The so-called fiscal black hole may be a construct, a paper tiger used to continue with privatisation and deregulation. Suggesting alternatives like wealth taxes or clawing back fraud means opposition politicians and critical economists are accepting a false or unestablished premise, that deficit is an imminent danger.

A Human Rights Matter?

If life is a chocolate bar, then yet again people are expected to pay more (taxes) for a much smaller bar (services). British life itself is suffering from shrinkflation.

The UN Rapporteur on Extreme Poverty’s 2019 report to the Human Rights Council was sharply critical of austerity, warning the Government would make many lives, in the words of Thomas Hobbes, “solitary, poor, nasty, brutish, and short”, and that the social contract is being broken.

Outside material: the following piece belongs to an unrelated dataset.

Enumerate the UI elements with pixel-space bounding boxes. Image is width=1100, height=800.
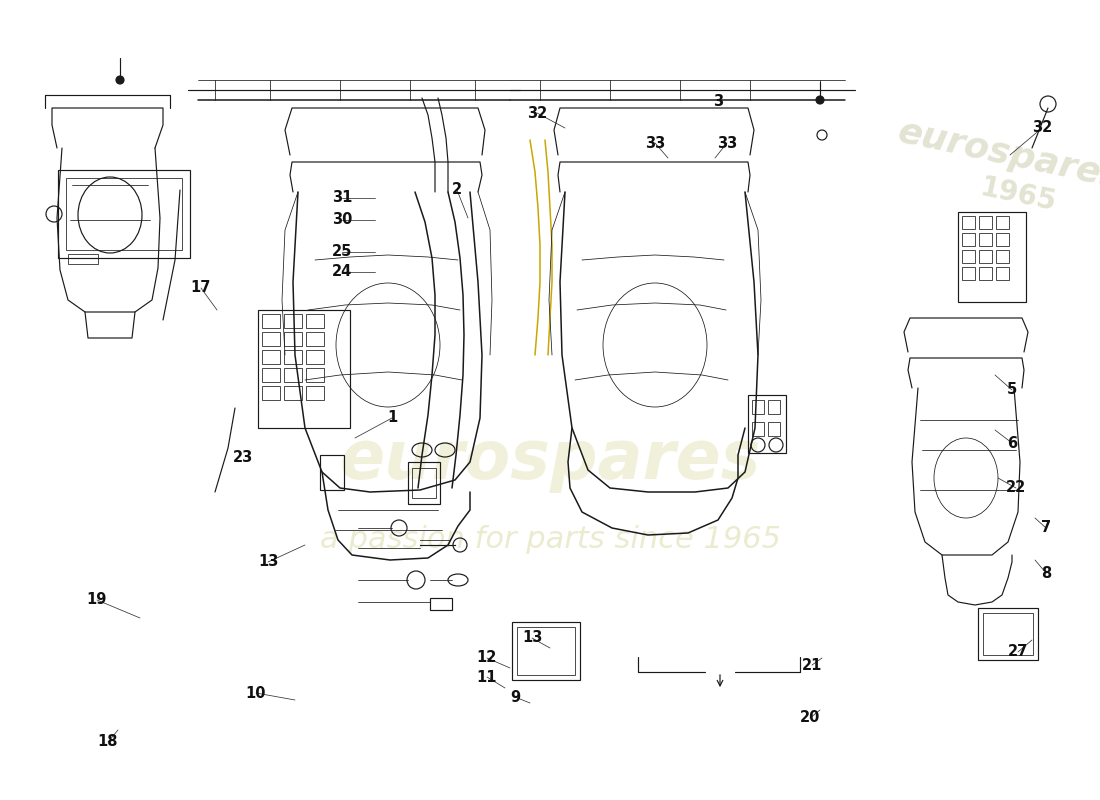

Last month the Rapporteur expressed concern about further austerity measures: “There is a clear requirement in human rights law that you do not adopt retrogressive measures … Not aligning social benefits or minimum wages with increased costs of living is a retrogressive measure so the government would be violating its international human rights obligations.”

Some UK lawyers concurred that the Government could breach the International Covenant on Economic, Social and Cultural Rights. However, those most affected by austerity will have the least wherewithal to complain to the Covenant’s committee; it has not been incorporated into domestic law, limiting domestic remedies.